To finish this episode, let’s look at some common file formats you are likely to encounter (this table is from Pete Bankhead’s bioimage book which is released under a CC-BY 4.0 license):
| Format | Extensions | Main use | Compression | Comment |
|---|---|---|---|---|
| TIFF | .tif, .tiff | Analysis, display (print) | None, lossless, lossy | Very general image format |
| OME-TIFF | .ome.tif, .ome.tiff | Analysis, display (print) | None, lossless, lossy | TIFF, with standardized metadata for microscopy |
| Zarr | .zarr | Analysis | None, lossless, lossy | Emerging format, great for big datasets – but limited support currently |
| PNG | .png | Display (web, print) | Lossless | Small(ish) file sizes without compression artefacts |
| JPEG | .jpg, .jpeg | Display (web) | Lossy (usually) | Small file sizes, but visible artefacts |
Note that there are many, many proprietary microscopy file formats in addition to these! You can get a sense of how many by browsing Bio-Formats list of supported formats.
You’ll also notice that many file formats support different types of compression e.g. none, lossless or lossy (as well as different compression settings like the ‘quality’ we saw on jpeg images earlier). You’ll have to make sure you are using the right kind of compression when you save images into these formats.

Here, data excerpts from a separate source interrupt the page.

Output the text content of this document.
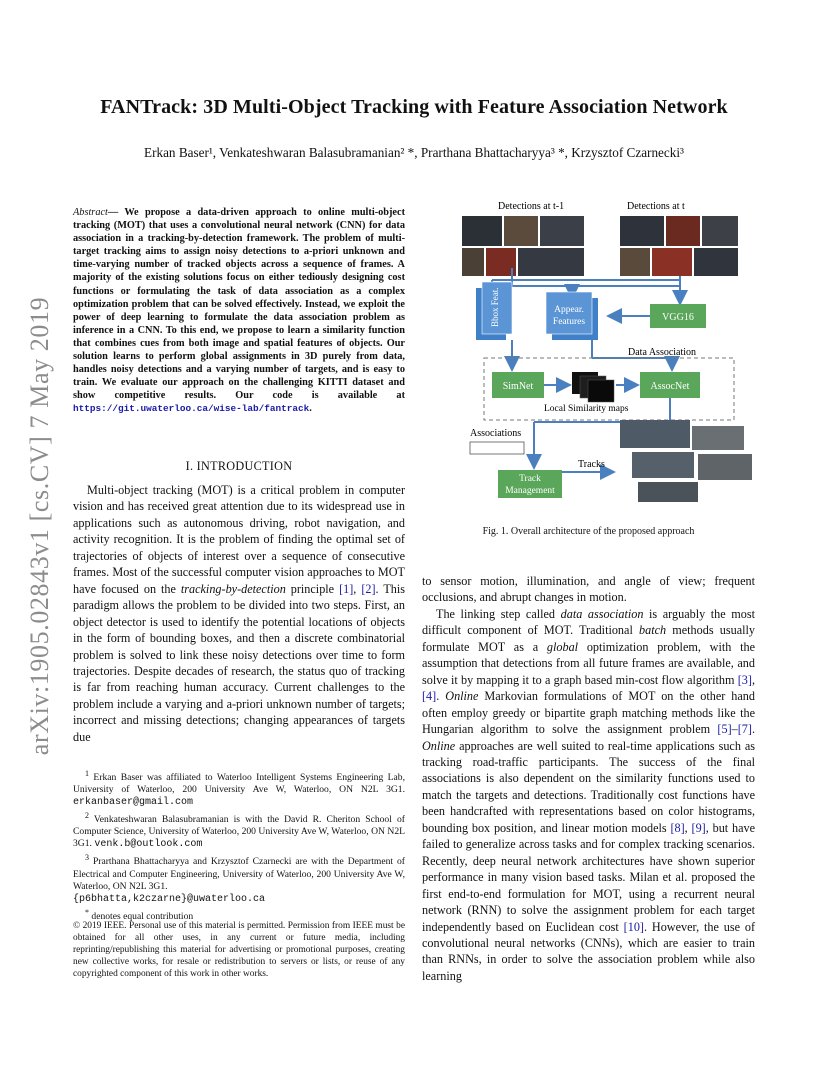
FANTrack: 3D Multi-Object Tracking with Feature Association Network
Erkan Baser¹, Venkateshwaran Balasubramanian² *, Prarthana Bhattacharyya³ *, Krzysztof Czarnecki³
arXiv:1905.02843v1 [cs.CV] 7 May 2019
Abstract— We propose a data-driven approach to online multi-object tracking (MOT) that uses a convolutional neural network (CNN) for data association in a tracking-by-detection framework. The problem of multi-target tracking aims to assign noisy detections to a-priori unknown and time-varying number of tracked objects across a sequence of frames. A majority of the existing solutions focus on either tediously designing cost functions or formulating the task of data association as a complex optimization problem that can be solved effectively. Instead, we exploit the power of deep learning to formulate the data association problem as inference in a CNN. To this end, we propose to learn a similarity function that combines cues from both image and spatial features of objects. Our solution learns to perform global assignments in 3D purely from data, handles noisy detections and a varying number of targets, and is easy to train. We evaluate our approach on the challenging KITTI dataset and show competitive results. Our code is available at https://git.uwaterloo.ca/wise-lab/fantrack.
I. INTRODUCTION

Multi-object tracking (MOT) is a critical problem in computer vision and has received great attention due to its widespread use in applications such as autonomous driving, robot navigation, and activity recognition. It is the problem of finding the optimal set of trajectories of objects of interest over a sequence of consecutive frames. Most of the successful computer vision approaches to MOT have focused on the tracking-by-detection principle [1], [2]. This paradigm allows the problem to be divided into two steps. First, an object detector is used to identify the potential locations of objects in the form of bounding boxes, and then a discrete combinatorial problem is solved to link these noisy detections over time to form trajectories. Despite decades of research, the status quo of tracking is far from reaching human accuracy. Current challenges to the problem include a varying and a-priori unknown number of targets; incorrect and missing detections; changing appearances of targets due

$^1$ Erkan Baser was affiliated to Waterloo Intelligent Systems Engineering Lab, University of Waterloo, 200 University Ave W, Waterloo, ON N2L 3G1. erkanbaser@gmail.com

$^2$ Venkateshwaran Balasubramanian is with the David R. Cheriton School of Computer Science, University of Waterloo, 200 University Ave W, Waterloo, ON N2L 3G1. venk.b@outlook.com

$^3$ Prarthana Bhattacharyya and Krzysztof Czarnecki are with the Department of Electrical and Computer Engineering, University of Waterloo, 200 University Ave W, Waterloo, ON N2L 3G1.
{p6bhatta,k2czarne}@uwaterloo.ca

* denotes equal contribution

© 2019 IEEE. Personal use of this material is permitted. Permission from IEEE must be obtained for all other uses, in any current or future media, including reprinting/republishing this material for advertising or promotional purposes, creating new collective works, for resale or redistribution to servers or lists, or reuse of any copyrighted component of this work in other works.
Detections at t-1	Detections at t
Bbox Feat.	Appear.
Features	VGG16
Data Association
SimNet	AssocNet
Local Similarity maps
Associations
Track
Management
Tracks
Fig. 1. Overall architecture of the proposed approach

to sensor motion, illumination, and angle of view; frequent occlusions, and abrupt changes in motion.

The linking step called data association is arguably the most difficult component of MOT. Traditional batch methods usually formulate MOT as a global optimization problem, with the assumption that detections from all future frames are available, and solve it by mapping it to a graph based min-cost flow algorithm [3], [4]. Online Markovian formulations of MOT on the other hand often employ greedy or bipartite graph matching methods like the Hungarian algorithm to solve the assignment problem [5]–[7]. Online approaches are well suited to real-time applications such as tracking road-traffic participants. The success of the final associations is also dependent on the similarity functions used to match the targets and detections. Traditionally cost functions have been handcrafted with representations based on color histograms, bounding box position, and linear motion models [8], [9], but have failed to generalize across tasks and for complex tracking scenarios. Recently, deep neural network architectures have shown superior performance in many vision based tasks. Milan et al. proposed the first end-to-end formulation for MOT, using a recurrent neural network (RNN) to solve the assignment problem for each target independently based on Euclidean cost [10]. However, the use of convolutional neural networks (CNNs), which are easier to train than RNNs, in order to solve the association problem while also learning
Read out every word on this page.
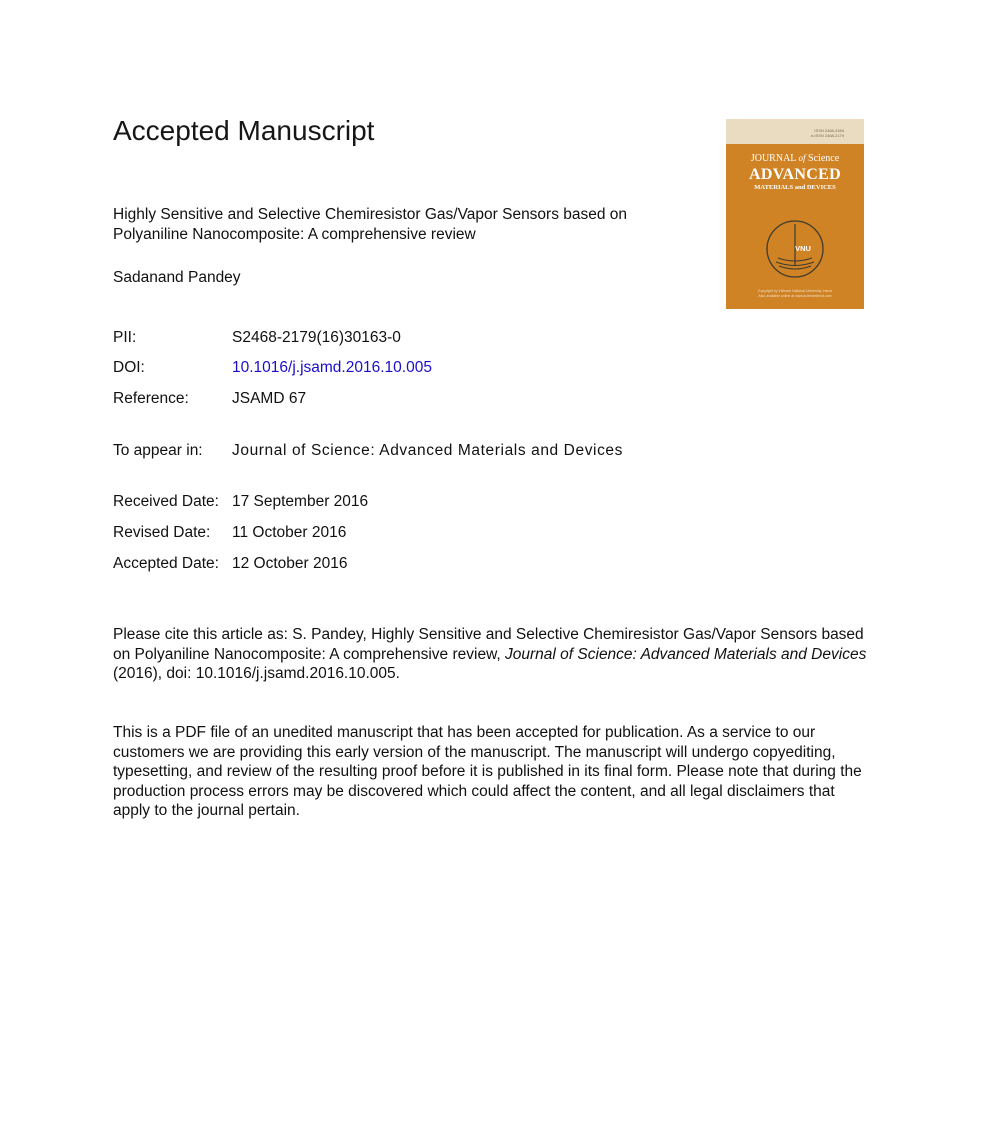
Accepted Manuscript
Highly Sensitive and Selective Chemiresistor Gas/Vapor Sensors based on Polyaniline Nanocomposite: A comprehensive review
Sadanand Pandey
PII:	S2468-2179(16)30163-0
DOI:	10.1016/j.jsamd.2016.10.005
Reference:	JSAMD 67
To appear in:	Journal of Science: Advanced Materials and Devices
Received Date: 17 September 2016
Revised Date:	11 October 2016
Accepted Date: 12 October 2016
Please cite this article as: S. Pandey, Highly Sensitive and Selective Chemiresistor Gas/Vapor Sensors based on Polyaniline Nanocomposite: A comprehensive review, Journal of Science: Advanced Materials and Devices (2016), doi: 10.1016/j.jsamd.2016.10.005.
This is a PDF file of an unedited manuscript that has been accepted for publication. As a service to our customers we are providing this early version of the manuscript. The manuscript will undergo copyediting, typesetting, and review of the resulting proof before it is published in its final form. Please note that during the production process errors may be discovered which could affect the content, and all legal disclaimers that apply to the journal pertain.
ISSN 2468-2284
e-ISSN 2468-2179
JOURNAL of Science
ADVANCED
MATERIALS and DEVICES
VNU
Copyright by Vietnam National University, Hanoi
Also available online at www.sciencedirect.com
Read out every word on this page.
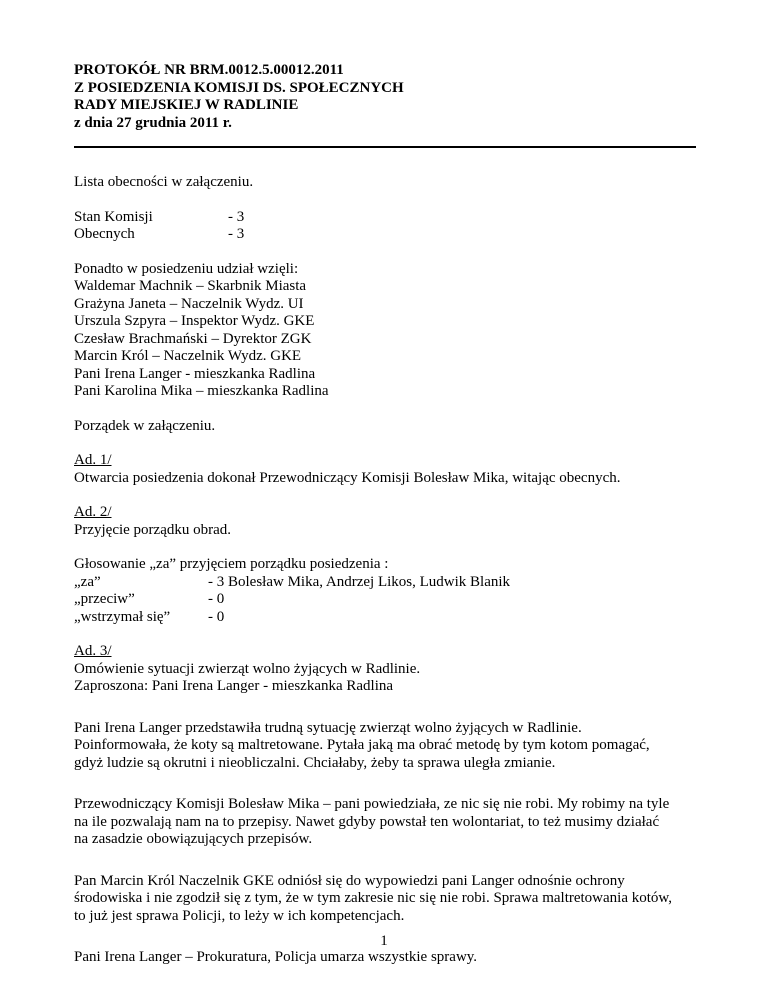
PROTOKÓŁ NR BRM.0012.5.00012.2011
Z POSIEDZENIA KOMISJI DS. SPOŁECZNYCH
RADY MIEJSKIEJ W RADLINIE
z dnia 27 grudnia 2011 r.
Lista obecności w załączeniu.
Stan Komisji	- 3
Obecnych	- 3
Ponadto w posiedzeniu udział wzięli:
Waldemar Machnik – Skarbnik Miasta
Grażyna Janeta – Naczelnik Wydz. UI
Urszula Szpyra – Inspektor Wydz. GKE
Czesław Brachmański – Dyrektor ZGK
Marcin Król – Naczelnik Wydz. GKE
Pani Irena Langer - mieszkanka Radlina
Pani Karolina Mika – mieszkanka Radlina
Porządek w załączeniu.
Ad. 1/
Otwarcia posiedzenia dokonał Przewodniczący Komisji Bolesław Mika, witając obecnych.
Ad. 2/
Przyjęcie porządku obrad.
Głosowanie „za” przyjęciem porządku posiedzenia :
„za”	- 3 Bolesław Mika, Andrzej Likos, Ludwik Blanik
„przeciw”	- 0
„wstrzymał się”	- 0
Ad. 3/
Omówienie sytuacji zwierząt wolno żyjących w Radlinie.
Zaproszona: Pani Irena Langer - mieszkanka Radlina
Pani Irena Langer przedstawiła trudną sytuację zwierząt wolno żyjących w Radlinie.
Poinformowała, że koty są maltretowane. Pytała jaką ma obrać metodę by tym kotom pomagać,
gdyż ludzie są okrutni i nieobliczalni. Chciałaby, żeby ta sprawa uległa zmianie.
Przewodniczący Komisji Bolesław Mika – pani powiedziała, ze nic się nie robi. My robimy na tyle
na ile pozwalają nam na to przepisy. Nawet gdyby powstał ten wolontariat, to też musimy działać
na zasadzie obowiązujących przepisów.
Pan Marcin Król Naczelnik GKE odniósł się do wypowiedzi pani Langer odnośnie ochrony
środowiska i nie zgodził się z tym, że w tym zakresie nic się nie robi. Sprawa maltretowania kotów,
to już jest sprawa Policji, to leży w ich kompetencjach.
Pani Irena Langer – Prokuratura, Policja umarza wszystkie sprawy.
1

To summarise some general recommendations:
During acquisition, it’s usually a good idea to use whatever the standard proprietary format is for that microscope. This will ensure you retain as much metadata as possible, and have maximum compatibility with that company’s acquisition and analysis software.
During analysis, sometimes you can directly use the format you acquired your raw data in. If it’s not supported, or you need to save new images of e.g. sub-regions of an image, then it’s a good idea to switch to one of the formats in the table above specialised for analysis (TIFF and OME-TIFF are popular choices).
Finally, for display, you will need to use common file formats that can be opened in any imaging software (not just scientific) like png, jpeg or tiff. Note that jpeg usually uses lossy compression, so it’s only advisable if you need very small file sizes (for example, for displaying many images on a website).
- Image files contain pixel values and metadata.
- Metadata is an important record of how an image was acquired and what it represents.
- BioIO allows many more image file formats to be opened in Napari, along with providing access to some metadata.
- Pixel size states how large a pixel is in physical units (e.g. micrometre).
- Compression can be lossless or lossy - lossless is best for microscopy images.
- There are many, many different microscopy file formats. The best format to use depends on your use-case e.g. acquisition, analysis or display.